Estava agora mesmo a fazer um zapping televisivo sem me deter em nenhum dos quase 100 canais que temos à disposição e aproveitando o dolce fare niente do fim de tarde, quando comecei a aperceber-me de que há algo em comum entre canais tão diferentes como os espanhóis , alemães, americanos, ingleses, etc. À partida não deveria haver nada em comum pois cada país tem as sua diversidades cultural e a sua maneira própria de fazer televisão mas há realmente uma coisa em que são iguais: todas usam pessoas sorridentes, bonitas e bem-humoradas que exibem os seus atributos físicos, quanto mais melhor. As mulheres, invariavelmente, exibem os seus corpos perfeitos e sensuais enquanto os homens são chamados a exibirem poder e dinheiro ao mesmo tempo que esbanjam charme e um sorriso capaz de derreter o maior iceberg do mundo.
Homens e mulheres deixam de lado as suas qualidades enquanto seres humanos para mostrarem como se cultiva o corpo, enquanto divulgam fórmulas de sucesso deste ou daquele produto. Convidam à admiração, suscitam inveja, capitalizam para si o que lhes interessa, alimentam especulações em torno da sua vida privada que supostamente devia ser isso mesmo...privada. E assim fazem a sua própria fortuna e a de uma verdadeira indústria de produtos e imagens de celebridades. Parecem felizes ao exibir uma satisfação aparentemente sem fim. Será possível que estes homens e mulheres não tenham sofrimentos e contrariedades também??!!
A exuberância excessiva, a sensualidade exibicionista e a insistência de sorrisos, que parecem nunca se desfazer, a insistência da perfeição corpórea tentam passar a imagem de biografias que não registam derrotas, dúvidas nem decepções. E lutam desesperadamente contra a passagem do tempo, como se cada ruga não fosse um sinal do que vivemos e sim uma evidência de algo vergonhoso. Parece que se busca uma felicidade plastificada, impermeável às intempéries da vida e, ao mesmo tempo, o reconhecimento e admiração do outro não pela qualidade do ser, do carácter, do que somos, mas do que parecemos ser. Ou seja, todos querem ser reconhecidos pelo que a sua imagem passa para as pessoas que nos rodeiam e não pelo que realmente são.

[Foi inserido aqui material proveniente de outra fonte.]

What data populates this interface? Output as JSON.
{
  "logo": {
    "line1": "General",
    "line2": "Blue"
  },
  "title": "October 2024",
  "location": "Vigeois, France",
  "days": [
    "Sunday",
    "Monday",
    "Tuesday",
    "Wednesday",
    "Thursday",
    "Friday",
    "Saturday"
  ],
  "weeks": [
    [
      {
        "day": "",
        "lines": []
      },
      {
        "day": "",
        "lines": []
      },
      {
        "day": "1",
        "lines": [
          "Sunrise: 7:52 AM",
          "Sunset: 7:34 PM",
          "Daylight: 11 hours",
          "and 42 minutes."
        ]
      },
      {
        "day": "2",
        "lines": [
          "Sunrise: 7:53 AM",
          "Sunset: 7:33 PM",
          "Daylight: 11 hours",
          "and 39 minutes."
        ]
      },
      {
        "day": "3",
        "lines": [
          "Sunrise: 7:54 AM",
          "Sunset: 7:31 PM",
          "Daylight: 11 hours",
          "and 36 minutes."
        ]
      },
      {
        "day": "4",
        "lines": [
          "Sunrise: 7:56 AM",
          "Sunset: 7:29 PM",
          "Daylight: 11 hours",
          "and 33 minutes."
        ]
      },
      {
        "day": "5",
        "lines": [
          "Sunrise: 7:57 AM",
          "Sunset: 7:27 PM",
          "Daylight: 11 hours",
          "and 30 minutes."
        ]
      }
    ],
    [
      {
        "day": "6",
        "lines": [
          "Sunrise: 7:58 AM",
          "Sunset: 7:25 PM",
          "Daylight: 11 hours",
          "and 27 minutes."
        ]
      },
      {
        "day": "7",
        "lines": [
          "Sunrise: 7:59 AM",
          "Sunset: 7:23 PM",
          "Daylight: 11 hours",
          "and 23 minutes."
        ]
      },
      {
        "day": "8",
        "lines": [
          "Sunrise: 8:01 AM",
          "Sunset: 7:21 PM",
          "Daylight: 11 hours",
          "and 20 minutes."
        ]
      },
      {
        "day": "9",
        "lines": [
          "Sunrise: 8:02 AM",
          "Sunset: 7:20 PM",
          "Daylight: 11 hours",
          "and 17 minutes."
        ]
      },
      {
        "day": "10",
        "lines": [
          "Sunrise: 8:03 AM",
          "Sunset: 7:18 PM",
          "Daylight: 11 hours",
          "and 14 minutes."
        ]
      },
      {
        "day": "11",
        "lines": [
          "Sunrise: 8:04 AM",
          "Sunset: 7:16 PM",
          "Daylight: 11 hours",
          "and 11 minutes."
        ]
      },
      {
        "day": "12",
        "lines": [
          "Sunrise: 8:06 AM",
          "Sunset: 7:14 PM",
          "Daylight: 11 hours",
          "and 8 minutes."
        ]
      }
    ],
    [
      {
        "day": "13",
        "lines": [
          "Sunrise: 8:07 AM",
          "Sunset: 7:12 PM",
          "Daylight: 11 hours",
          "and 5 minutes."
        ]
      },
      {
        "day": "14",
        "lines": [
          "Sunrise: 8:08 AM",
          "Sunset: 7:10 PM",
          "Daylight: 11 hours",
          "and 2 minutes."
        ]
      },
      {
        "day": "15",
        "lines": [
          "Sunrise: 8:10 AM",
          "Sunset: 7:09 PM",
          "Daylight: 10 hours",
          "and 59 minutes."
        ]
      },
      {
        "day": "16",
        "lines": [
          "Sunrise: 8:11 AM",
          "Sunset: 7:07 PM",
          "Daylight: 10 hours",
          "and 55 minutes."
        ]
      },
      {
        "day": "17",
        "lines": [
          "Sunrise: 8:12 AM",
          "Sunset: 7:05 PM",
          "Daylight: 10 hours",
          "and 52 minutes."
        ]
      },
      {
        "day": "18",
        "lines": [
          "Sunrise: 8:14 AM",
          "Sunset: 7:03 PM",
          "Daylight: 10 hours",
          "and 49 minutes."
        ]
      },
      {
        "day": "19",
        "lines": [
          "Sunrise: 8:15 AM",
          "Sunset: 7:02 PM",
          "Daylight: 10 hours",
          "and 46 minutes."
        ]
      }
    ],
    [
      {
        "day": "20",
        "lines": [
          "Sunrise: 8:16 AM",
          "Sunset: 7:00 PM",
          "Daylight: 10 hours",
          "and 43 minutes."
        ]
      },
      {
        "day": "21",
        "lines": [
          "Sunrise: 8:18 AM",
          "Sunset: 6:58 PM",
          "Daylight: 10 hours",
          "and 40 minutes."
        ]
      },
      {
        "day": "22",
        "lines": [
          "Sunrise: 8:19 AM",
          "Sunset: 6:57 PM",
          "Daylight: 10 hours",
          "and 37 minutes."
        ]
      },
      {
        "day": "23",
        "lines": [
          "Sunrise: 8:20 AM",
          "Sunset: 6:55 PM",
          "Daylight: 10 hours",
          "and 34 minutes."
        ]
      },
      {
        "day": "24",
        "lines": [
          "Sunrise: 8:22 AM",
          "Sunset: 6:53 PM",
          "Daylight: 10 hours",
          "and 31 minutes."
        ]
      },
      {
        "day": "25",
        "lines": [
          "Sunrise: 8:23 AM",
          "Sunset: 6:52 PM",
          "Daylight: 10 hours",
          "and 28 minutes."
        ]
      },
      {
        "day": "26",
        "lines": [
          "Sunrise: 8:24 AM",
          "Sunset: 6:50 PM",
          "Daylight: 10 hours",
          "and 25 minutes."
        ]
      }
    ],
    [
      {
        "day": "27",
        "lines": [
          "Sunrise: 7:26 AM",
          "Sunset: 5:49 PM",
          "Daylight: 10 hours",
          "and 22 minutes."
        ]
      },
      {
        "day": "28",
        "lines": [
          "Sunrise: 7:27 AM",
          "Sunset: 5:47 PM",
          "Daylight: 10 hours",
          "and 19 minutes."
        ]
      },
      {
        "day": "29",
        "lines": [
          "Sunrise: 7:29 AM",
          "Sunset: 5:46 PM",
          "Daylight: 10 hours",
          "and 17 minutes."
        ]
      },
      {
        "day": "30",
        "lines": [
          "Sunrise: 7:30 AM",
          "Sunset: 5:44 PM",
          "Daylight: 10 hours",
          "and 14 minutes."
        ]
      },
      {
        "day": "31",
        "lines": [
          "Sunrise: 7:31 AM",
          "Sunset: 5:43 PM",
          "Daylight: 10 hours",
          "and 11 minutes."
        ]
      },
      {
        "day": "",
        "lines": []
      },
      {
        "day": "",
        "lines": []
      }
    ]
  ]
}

Tratamentos cosméticos, cirurgias radicais, é ampla a gama de recursos utilizados para tentar ficar bem com o próprio corpo. Adereços, roupas, maquilhagens, tatuagens, piercings, musculação, cirurgias plásticas...tudo procura dar conta de um mal-estar que, mesmo que referido ao corpo, geralmente pouco tem a ver com ele. São apenas tentativas, muitas vezes vãs, de aplacar inquietações, angústias, e experiências mais profundas de vazio de alma que apenas no corpo encontram uma forma de emitir sinais incompreensíveis de pedidos de socorro.